VCAT orders hoarder clean-up

The view of the Hill Court home's front yard during a council inspection.

By Cam Lucadou-Wells

Greater Dandenong Council has successfully applied to enforce a clean-up order of a Dandenong North hoarder’s home.

After months of council inspections and mediation, Victorian Civil and Administrative Tribunal approved the order against the “prohibited” outdoor “store” on 9 May.

The home in Hill Court was full of hoarded goods, which spilled out into “all outdoor areas” except for the decommissioned pool, VCAT senior member Geoffrey Code stated.

Neighbours complained to the council of “unsightliness, fire risk and vermin”.

The “eclectic” collection oudoors piled above head-height, according to council inspectors.

“At times there was no prospect of being able to enter the house at its front door from the street,” Mr Code stated.

The resident reportedly developed a hoarding “affliction” after a career-ending workplace injury and close relative’s death.

“Hoarding is a mental affliction, often with distressing effects on families”, Mr Code noted.

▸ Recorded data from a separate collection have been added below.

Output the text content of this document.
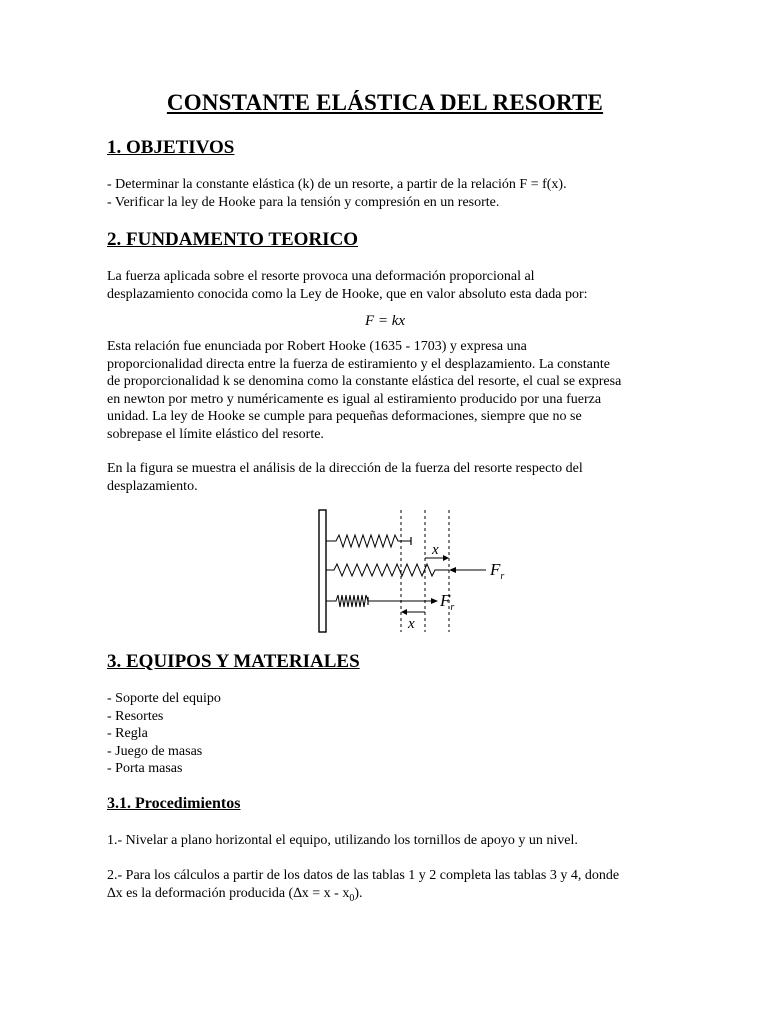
CONSTANTE ELÁSTICA DEL RESORTE
1. OBJETIVOS
- Determinar la constante elástica (k) de un resorte, a partir de la relación F = f(x).
- Verificar la ley de Hooke para la tensión y compresión en un resorte.
2. FUNDAMENTO TEORICO
La fuerza aplicada sobre el resorte provoca una deformación proporcional al
desplazamiento conocida como la Ley de Hooke, que en valor absoluto esta dada por:
F = kx
Esta relación fue enunciada por Robert Hooke (1635 - 1703) y expresa una
proporcionalidad directa entre la fuerza de estiramiento y el desplazamiento. La constante
de proporcionalidad k se denomina como la constante elástica del resorte, el cual se expresa
en newton por metro y numéricamente es igual al estiramiento producido por una fuerza
unidad. La ley de Hooke se cumple para pequeñas deformaciones, siempre que no se
sobrepase el límite elástico del resorte.
En la figura se muestra el análisis de la dirección de la fuerza del resorte respecto del
desplazamiento.
3. EQUIPOS Y MATERIALES
- Soporte del equipo
- Resortes
- Regla
- Juego de masas
- Porta masas
3.1. Procedimientos
1.- Nivelar a plano horizontal el equipo, utilizando los tornillos de apoyo y un nivel.
2.- Para los cálculos a partir de los datos de las tablas 1 y 2 completa las tablas 3 y 4, donde
∆x es la deformación producida $(\Delta x = x - x_0)$.
x
$F_r$
$F_r$
x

In opposing the order, the resident’s family argued clean-up progress was slow because “the hoarder must ‘accept’ and ‘let go’ and this takes time.

However, Mr Code said Greater Dandenong had been “generous” in allowing “nearly two years” to remove the goods.

He also rejected “speculative” arguments that an order would counter-productively aggravate the resident’s “mental condition and propensity to hoard”.

A family member said the order showed an “appalling lack of empathy” to a person with mental illness.

Mr Code required the resident to cut down from two unregistered cage-trailers. “A maximum of one trailer is normal and reasonable in the circumstances”.

However, he found the council’s proposal to restrict outdoor items to a “minimal” number too restrictive.

“Minimal should be replaced with ‘usual’ so that the test of what to keep is not one of solely of quantity but includes the nature of the items”.

He also ordered the goods’ removal within 14 days, rather than the council’s request for “immediate” action.

If the enforcement order isn’t complied with, Greater Dandenong can carry out the removal at the resident’s cost.

The council foreshadowed it will also apply for legal costs against the resident.